Social Work Care Coordinator

Hackensack Meridian Health

Job Overview

Overview:

How have you impacted someone’s life today? At Hackensack Meridian Health our teams are focused on changing the lives of our patients by providing the highest level of care each and every day. From our hospitals, rehab centers and occupational health teams to our long-term care centers and at-home care capabilities, our complete spectrum of services will allow you to apply your skills in multiple settings while building your career, all within New Jersey’s premier healthcare system.
The Social Work Care Coordinator is a member of the healthcare team and is responsible for coordinating, communicating and facilitating the clinical progression of the patient’s treatment and discharge plan. Accountable for a designated patient caseload. The social work care coordinator assesses, plan and facilitates with patients/families and healthcare professionals involved in the patients care to meet treatment goals, expected length of stay and arrange for the appropriate next level of care. Oversees inter-facility transitions and handoff between acute & post-acute services. Follows State of New Jersey regulations for Social Work.

Responsibilities:

A day in the life of a Care Coordinator at Hackensack Meridian Health includes:
  • Assesses all patients who are admitted for medical care, screened for potential discharge needs regardless of race, age, sex, religion, diagnosis and ability to pay. Meets directly with patient/family to assess needs and develop an individualized plan in collaboration with the physician and other members of the health care team.
  • Maintains communication and coordination between the members of the health care team and involves the patient/family in the decision making process in order to minimize fragmentation of services, manage resources and remove barriers to the plan of care.
  • Maintains current and up to date information of community resources and refers patients to the community resources which will enhance patient’s life. Consults with other community agencies and committees to identify potential resources to support patients and their families.
  • Develops a discharge plan in collaboration with the patient/family patient caregiver, patient support persons and healthcare team that will provide maximum benefit for each patient. Ensures that the discharge plan will be the least restrictive environment that best meets the continuing care needs of the patient. Ensures provision of continued care at home or in an appropriate extended care facility based upon the patients needs.
  • Documents and communicates information to the Multidisciplinary Team in order to coordinate and maximize care. The EMR reflects the education, coordination of home care services or in an appropriate extended care facility
  • Participates in Multidisciplinary Team Rounds, specific to assigned units. Brings forth issues which impact on discharge as well as LOS to the team, in a timely manner for discussion and resolution.
  • Reassesses periodically and evaluates against care goals and the plan of care and when indicated the plan or goals are revised. Medical records reflect that each patient’s discharge plan is reassessed no less than weekly in response to change in medical situation.
  • Provides patients and families with resources and discharge options.

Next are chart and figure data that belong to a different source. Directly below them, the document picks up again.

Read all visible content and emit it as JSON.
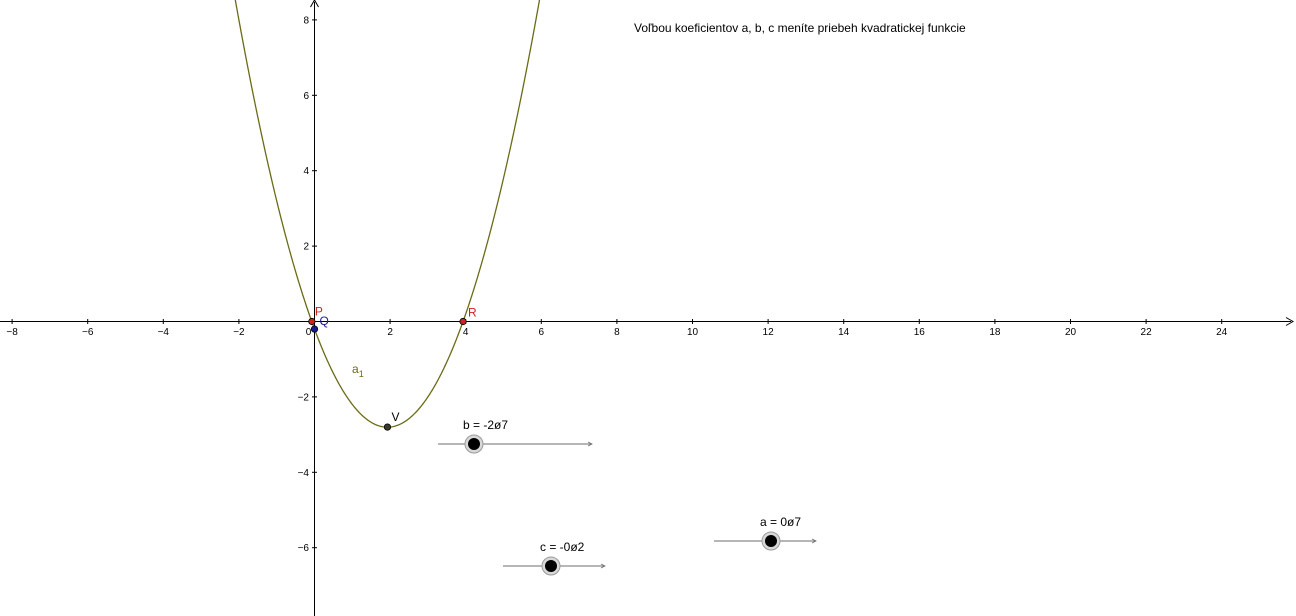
{
  "title": "Voľbou koeficientov a, b, c meníte priebeh kvadratickej funkcie",
  "colors": {
    "curve": "#6b6b16",
    "point_red": "#cc2222",
    "point_blue": "#1a1a8c",
    "point_vertex": "#3a3a2a",
    "axis": "#000000",
    "slider_line": "#6e6e6e",
    "slider_knob": "#000000"
  },
  "axes": {
    "x_ticks": [
      "−8",
      "−6",
      "−4",
      "−2",
      "0",
      "2",
      "4",
      "6",
      "8",
      "10",
      "12",
      "14",
      "16",
      "18",
      "20",
      "22",
      "24"
    ],
    "y_ticks": [
      "8",
      "6",
      "4",
      "2",
      "−2",
      "−4",
      "−6"
    ],
    "x_tick_values": [
      -8,
      -6,
      -4,
      -2,
      0,
      2,
      4,
      6,
      8,
      10,
      12,
      14,
      16,
      18,
      20,
      22,
      24
    ],
    "y_tick_values": [
      8,
      6,
      4,
      2,
      -2,
      -4,
      -6
    ]
  },
  "function": {
    "label": "a",
    "label_sub": "1",
    "a": 0.7,
    "b": -2.7,
    "c": -0.2
  },
  "points": [
    {
      "name": "P",
      "x": -0.07,
      "y": 0,
      "color_key": "point_red"
    },
    {
      "name": "Q",
      "x": 0,
      "y": -0.2,
      "color_key": "point_blue"
    },
    {
      "name": "R",
      "x": 3.93,
      "y": 0,
      "color_key": "point_red"
    },
    {
      "name": "V",
      "x": 1.93,
      "y": -2.8,
      "color_key": "point_vertex"
    }
  ],
  "sliders": [
    {
      "id": "b",
      "label": "b = -2ø7",
      "value": -2.7
    },
    {
      "id": "c",
      "label": "c = -0ø2",
      "value": -0.2
    },
    {
      "id": "a",
      "label": "a = 0ø7",
      "value": 0.7
    }
  ]
}
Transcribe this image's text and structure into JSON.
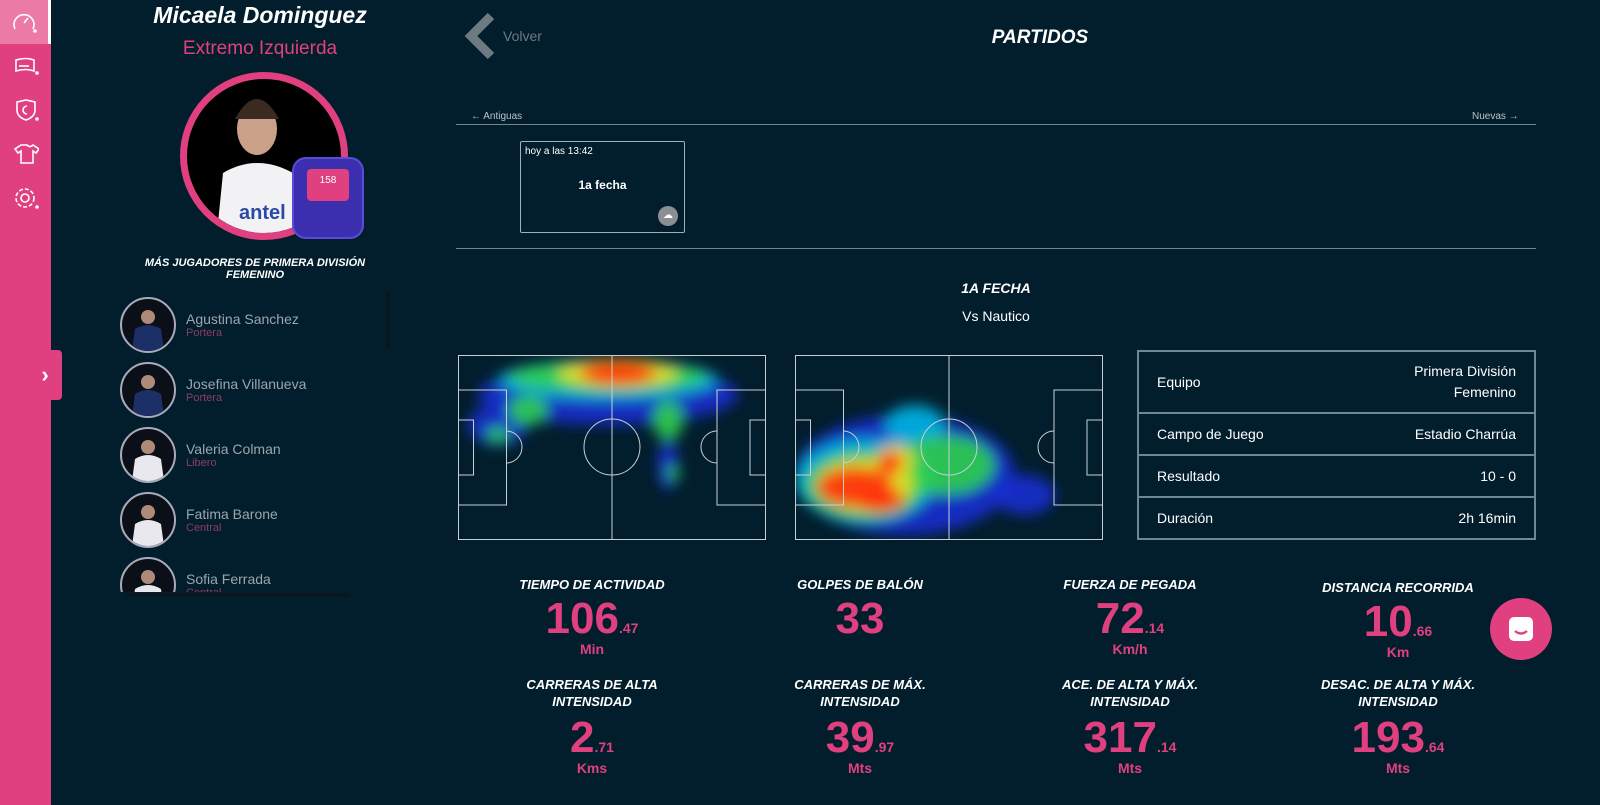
{
  "sidebar": {
    "items": [
      {
        "icon": "speedometer-icon"
      },
      {
        "icon": "field-icon"
      },
      {
        "icon": "shield-icon"
      },
      {
        "icon": "shirt-icon"
      },
      {
        "icon": "gear-icon"
      }
    ]
  },
  "player": {
    "name": "Micaela Dominguez",
    "position": "Extremo Izquierda",
    "device_number": "158"
  },
  "more_title": "MÁS JUGADORES DE PRIMERA DIVISIÓN FEMENINO",
  "players": [
    {
      "name": "Agustina Sanchez",
      "position": "Portera"
    },
    {
      "name": "Josefina Villanueva",
      "position": "Portera"
    },
    {
      "name": "Valeria Colman",
      "position": "Libero"
    },
    {
      "name": "Fatima Barone",
      "position": "Central"
    },
    {
      "name": "Sofia Ferrada",
      "position": "Central"
    }
  ],
  "header": {
    "back": "Volver",
    "title": "PARTIDOS"
  },
  "nav": {
    "older": "Antiguas",
    "newer": "Nuevas"
  },
  "match_card": {
    "time": "hoy a las 13:42",
    "name": "1a fecha"
  },
  "match": {
    "title": "1A FECHA",
    "opponent": "Vs Nautico"
  },
  "info": [
    {
      "k": "Equipo",
      "v": "Primera División Femenino"
    },
    {
      "k": "Campo de Juego",
      "v": "Estadio Charrúa"
    },
    {
      "k": "Resultado",
      "v": "10 - 0"
    },
    {
      "k": "Duración",
      "v": "2h 16min"
    }
  ],
  "stats": [
    {
      "label": "TIEMPO DE ACTIVIDAD",
      "int": "106",
      "dec": ".47",
      "unit": "Min"
    },
    {
      "label": "GOLPES DE BALÓN",
      "int": "33",
      "dec": "",
      "unit": ""
    },
    {
      "label": "FUERZA DE PEGADA",
      "int": "72",
      "dec": ".14",
      "unit": "Km/h"
    },
    {
      "label": "DISTANCIA RECORRIDA",
      "int": "10",
      "dec": ".66",
      "unit": "Km"
    },
    {
      "label": "CARRERAS DE ALTA INTENSIDAD",
      "int": "2",
      "dec": ".71",
      "unit": "Kms"
    },
    {
      "label": "CARRERAS DE MÁX. INTENSIDAD",
      "int": "39",
      "dec": ".97",
      "unit": "Mts"
    },
    {
      "label": "ACE. DE ALTA Y MÁX. INTENSIDAD",
      "int": "317",
      "dec": ".14",
      "unit": "Mts"
    },
    {
      "label": "DESAC. DE ALTA Y MÁX. INTENSIDAD",
      "int": "193",
      "dec": ".64",
      "unit": "Mts"
    }
  ],
  "colors": {
    "accent": "#e0407f",
    "background": "#021e2c"
  }
}
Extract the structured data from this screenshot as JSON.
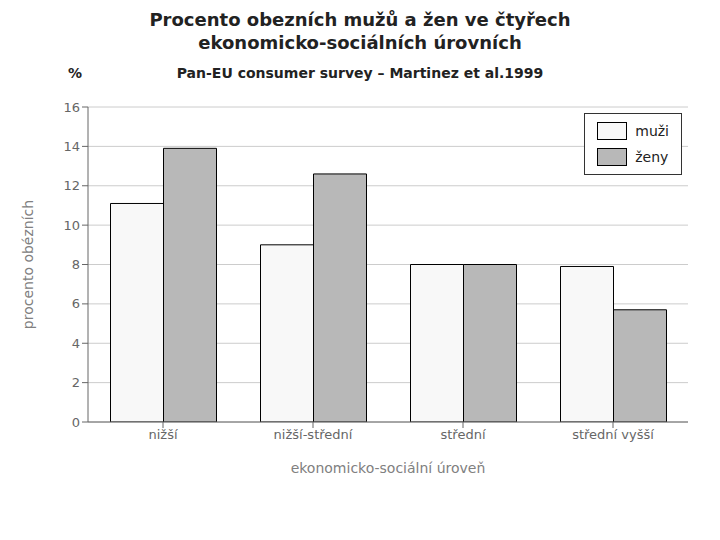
{
  "chart_data": {
    "type": "bar",
    "title": "Procento obezních mužů a žen ve čtyřech\nekonomicko-sociálních úrovních",
    "subtitle": "Pan-EU consumer survey – Martinez et al.1999",
    "annotations": [
      "%"
    ],
    "xlabel": "ekonomicko-sociální úroveň",
    "ylabel": "procento obézních",
    "categories": [
      "nižší",
      "nižší-střední",
      "střední",
      "střední vyšší"
    ],
    "series": [
      {
        "name": "muži",
        "color": "#f8f8f8",
        "values": [
          11.1,
          9.0,
          8.0,
          7.9
        ]
      },
      {
        "name": "ženy",
        "color": "#b8b8b8",
        "values": [
          13.9,
          12.6,
          8.0,
          5.7
        ]
      }
    ],
    "ylim": [
      0,
      16
    ],
    "yticks": [
      0,
      2,
      4,
      6,
      8,
      10,
      12,
      14,
      16
    ],
    "grid": true,
    "legend": "upper right"
  }
}
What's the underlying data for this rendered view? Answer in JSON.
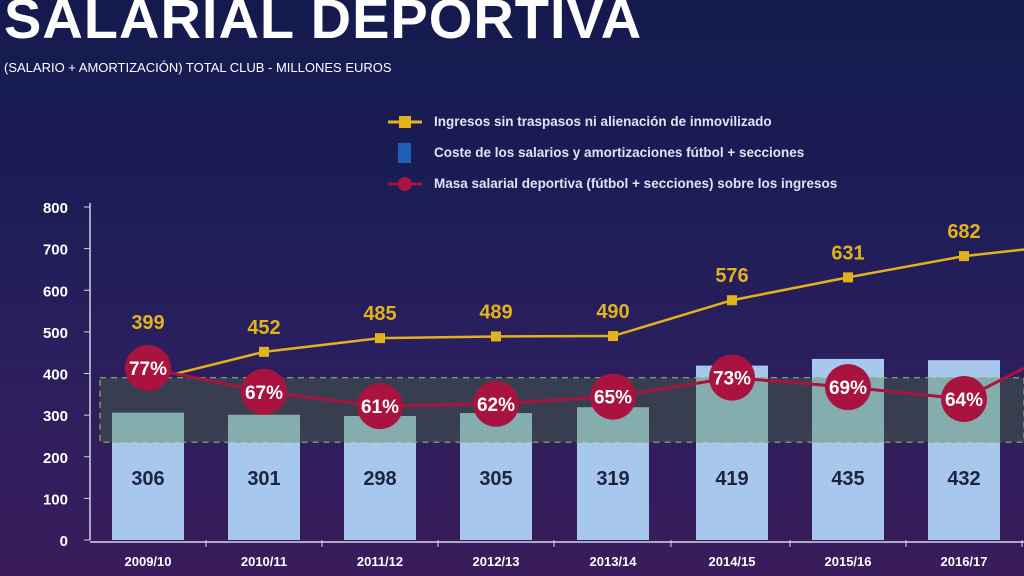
{
  "title": "SALARIAL DEPORTIVA",
  "subtitle": "(SALARIO + AMORTIZACIÓN) TOTAL CLUB  - MILLONES EUROS",
  "colors": {
    "revenue": "#e2b21c",
    "cost_bar": "#a7c8ec",
    "pct": "#a8143f",
    "band": "#4a7a3a"
  },
  "chart_data": {
    "type": "bar",
    "categories": [
      "2009/10",
      "2010/11",
      "2011/12",
      "2012/13",
      "2013/14",
      "2014/15",
      "2015/16",
      "2016/17"
    ],
    "ylim": [
      0,
      800
    ],
    "yticks": [
      "0",
      "100",
      "200",
      "300",
      "400",
      "500",
      "600",
      "700",
      "800"
    ],
    "legend_placement": "top-right",
    "series": [
      {
        "name": "Ingresos sin traspasos ni alienación de inmovilizado",
        "type": "line",
        "values": [
          399,
          452,
          485,
          489,
          490,
          576,
          631,
          682
        ],
        "labels": [
          "399",
          "452",
          "485",
          "489",
          "490",
          "576",
          "631",
          "682"
        ]
      },
      {
        "name": "Coste de los salarios y amortizaciones fútbol + secciones",
        "type": "bar",
        "values": [
          306,
          301,
          298,
          305,
          319,
          419,
          435,
          432
        ],
        "labels": [
          "306",
          "301",
          "298",
          "305",
          "319",
          "419",
          "435",
          "432"
        ]
      },
      {
        "name": "Masa salarial deportiva (fútbol + secciones) sobre los ingresos",
        "type": "line",
        "unit": "%",
        "values": [
          77,
          67,
          61,
          62,
          65,
          73,
          69,
          64
        ],
        "labels": [
          "77%",
          "67%",
          "61%",
          "62%",
          "65%",
          "73%",
          "69%",
          "64%"
        ]
      }
    ],
    "reference_band": [
      235,
      390
    ]
  }
}
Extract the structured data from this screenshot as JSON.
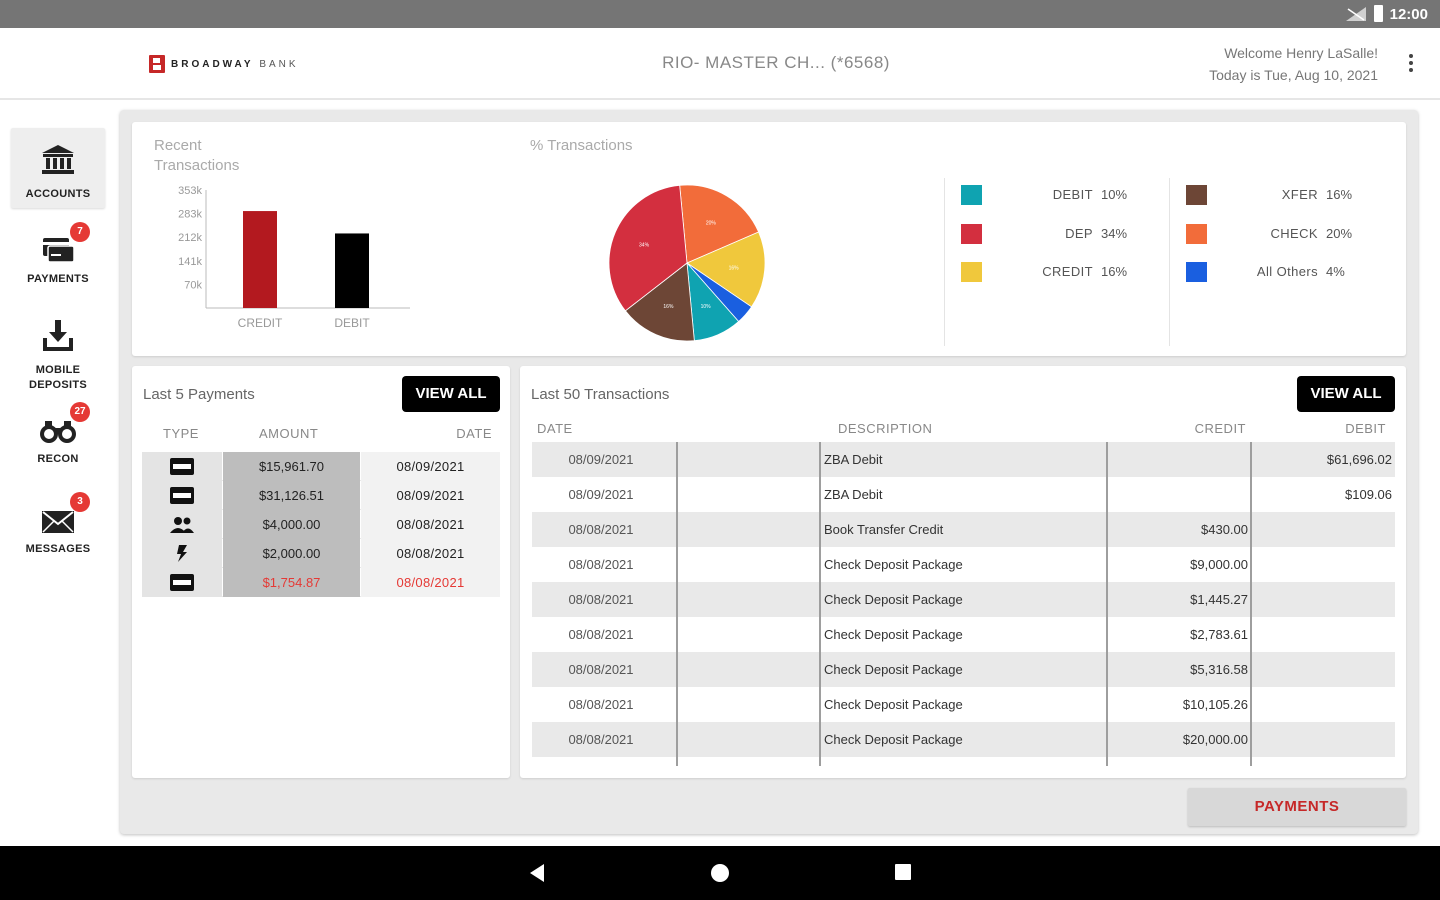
{
  "status_bar": {
    "time": "12:00"
  },
  "header": {
    "logo": {
      "brand": "BROADWAY",
      "suffix": "BANK"
    },
    "account": "RIO- MASTER CH...  (*6568)",
    "welcome": "Welcome Henry LaSalle!",
    "date": "Today is Tue, Aug 10, 2021"
  },
  "sidebar": {
    "items": [
      {
        "label": "ACCOUNTS",
        "icon": "bank-icon"
      },
      {
        "label": "PAYMENTS",
        "icon": "payments-icon",
        "badge": "7"
      },
      {
        "label": "MOBILE\nDEPOSITS",
        "label_line1": "MOBILE",
        "label_line2": "DEPOSITS",
        "icon": "download-tray-icon"
      },
      {
        "label": "RECON",
        "icon": "binoculars-icon",
        "badge": "27"
      },
      {
        "label": "MESSAGES",
        "icon": "envelope-icon",
        "badge": "3"
      }
    ]
  },
  "recent_chart": {
    "title_line1": "Recent",
    "title_line2": "Transactions"
  },
  "pie_section": {
    "title": "% Transactions"
  },
  "chart_data": [
    {
      "type": "bar",
      "title": "Recent Transactions",
      "categories": [
        "CREDIT",
        "DEBIT"
      ],
      "values": [
        290,
        223
      ],
      "colors": [
        "#b3191f",
        "#000000"
      ],
      "yticks": [
        "70k",
        "141k",
        "212k",
        "283k",
        "353k"
      ],
      "ytick_values": [
        70,
        141,
        212,
        283,
        353
      ],
      "ylim": [
        0,
        353
      ],
      "units": "k"
    },
    {
      "type": "pie",
      "title": "% Transactions",
      "slices": [
        {
          "label": "DEBIT",
          "value": 10,
          "color": "#0fa3b1"
        },
        {
          "label": "DEP",
          "value": 34,
          "color": "#d32f3f"
        },
        {
          "label": "CREDIT",
          "value": 16,
          "color": "#f0c83c"
        },
        {
          "label": "XFER",
          "value": 16,
          "color": "#6d4636"
        },
        {
          "label": "CHECK",
          "value": 20,
          "color": "#f26c3a"
        },
        {
          "label": "All Others",
          "value": 4,
          "color": "#1a5fe0"
        }
      ],
      "pie_order": [
        "CHECK",
        "CREDIT",
        "All Others",
        "DEBIT",
        "XFER",
        "DEP"
      ]
    }
  ],
  "legend": {
    "left": [
      {
        "label": "DEBIT",
        "value": "10%",
        "color": "#0fa3b1"
      },
      {
        "label": "DEP",
        "value": "34%",
        "color": "#d32f3f"
      },
      {
        "label": "CREDIT",
        "value": "16%",
        "color": "#f0c83c"
      }
    ],
    "right": [
      {
        "label": "XFER",
        "value": "16%",
        "color": "#6d4636"
      },
      {
        "label": "CHECK",
        "value": "20%",
        "color": "#f26c3a"
      },
      {
        "label": "All Others",
        "value": "4%",
        "color": "#1a5fe0"
      }
    ]
  },
  "payments": {
    "title": "Last 5 Payments",
    "view_all": "VIEW ALL",
    "columns": [
      "TYPE",
      "AMOUNT",
      "DATE"
    ],
    "rows": [
      {
        "type_icon": "ach-icon",
        "amount": "$15,961.70",
        "date": "08/09/2021",
        "highlight": false
      },
      {
        "type_icon": "ach-icon",
        "amount": "$31,126.51",
        "date": "08/09/2021",
        "highlight": false
      },
      {
        "type_icon": "people-icon",
        "amount": "$4,000.00",
        "date": "08/08/2021",
        "highlight": false
      },
      {
        "type_icon": "lightning-icon",
        "amount": "$2,000.00",
        "date": "08/08/2021",
        "highlight": false
      },
      {
        "type_icon": "ach-icon",
        "amount": "$1,754.87",
        "date": "08/08/2021",
        "highlight": true
      }
    ]
  },
  "transactions": {
    "title": "Last 50 Transactions",
    "view_all": "VIEW ALL",
    "columns": [
      "DATE",
      "DESCRIPTION",
      "CREDIT",
      "DEBIT"
    ],
    "rows": [
      {
        "date": "08/09/2021",
        "description": "ZBA Debit",
        "credit": "",
        "debit": "$61,696.02"
      },
      {
        "date": "08/09/2021",
        "description": "ZBA Debit",
        "credit": "",
        "debit": "$109.06"
      },
      {
        "date": "08/08/2021",
        "description": "Book Transfer Credit",
        "credit": "$430.00",
        "debit": ""
      },
      {
        "date": "08/08/2021",
        "description": "Check Deposit Package",
        "credit": "$9,000.00",
        "debit": ""
      },
      {
        "date": "08/08/2021",
        "description": "Check Deposit Package",
        "credit": "$1,445.27",
        "debit": ""
      },
      {
        "date": "08/08/2021",
        "description": "Check Deposit Package",
        "credit": "$2,783.61",
        "debit": ""
      },
      {
        "date": "08/08/2021",
        "description": "Check Deposit Package",
        "credit": "$5,316.58",
        "debit": ""
      },
      {
        "date": "08/08/2021",
        "description": "Check Deposit Package",
        "credit": "$10,105.26",
        "debit": ""
      },
      {
        "date": "08/08/2021",
        "description": "Check Deposit Package",
        "credit": "$20,000.00",
        "debit": ""
      }
    ]
  },
  "footer": {
    "payments_button": "PAYMENTS"
  },
  "colors": {
    "accent": "#c62828",
    "badge": "#e53935",
    "header_bg": "#ffffff",
    "status_bar": "#757575"
  }
}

Educates about risks and benefits of discharge options. Educates patients on how to obtain services and available health care benefits and corresponding financial obligations.
  • Collaborates with all members of the multidisciplinary team to support the following functions: crisis intervention, counseling support and referrals, abuse/neglect, guardianship and psychosocial assessment.
  • Referrals should be made to the following as required/needed.
    • Acute Rehabilitation Facilities
    • Sub-Acute Facilities
    • Long-term Care Facilities
    • Assisted Living Facilities
    • Adult Day Program
    • Level 1/Level 2 PAS/PASSAR
    • EARC PAS
    • Home Care
    • DME Equipment
    • Ambulance Transportation
    • Renal Dialysis Slots
    • Hospice at Home/Facility
    • Financial Assessment
    • Medication Indigent Programs
    • Community Linkage
    • End of Life Issues
    • Boarding Home Placement
    • Mental Health Services
    • Homeless Placement
    • Medicaid
    • Abuse/neglect- Division of Child Protection and Permanancy (DCP&P), Adult Protective Services (APS), Ombudsman
  • Other duties and/or projects as assigned.
  • Adheres to HMH Organizational competencies and standards of behavior.
  • Lifts a minimum of 2 lbs, pushes and pulls a minimum of 2 lbs, and stands a minimum of 4 hours a day.

Qualifications:

Education, Knowledge, Skills and Abilities Required:
  • Masters of Social Work (MSW)
Education, Knowledge, Skills and Abilities Preferred:
  • NJ Licensed Clinical Social Worker (LCSW)
  • Two years experience as a social worker in an acute medical care setting
  • Knowledge of community resources, disability, Medicare and Medicaid
  • Ability to prioritize and multi- task in a fast past environment
Licenses and Certifications Required:
  • NJ Licensed Social Worker (LSW)
If you feel the above description speaks directly to your strengths and capabilities, then please apply today!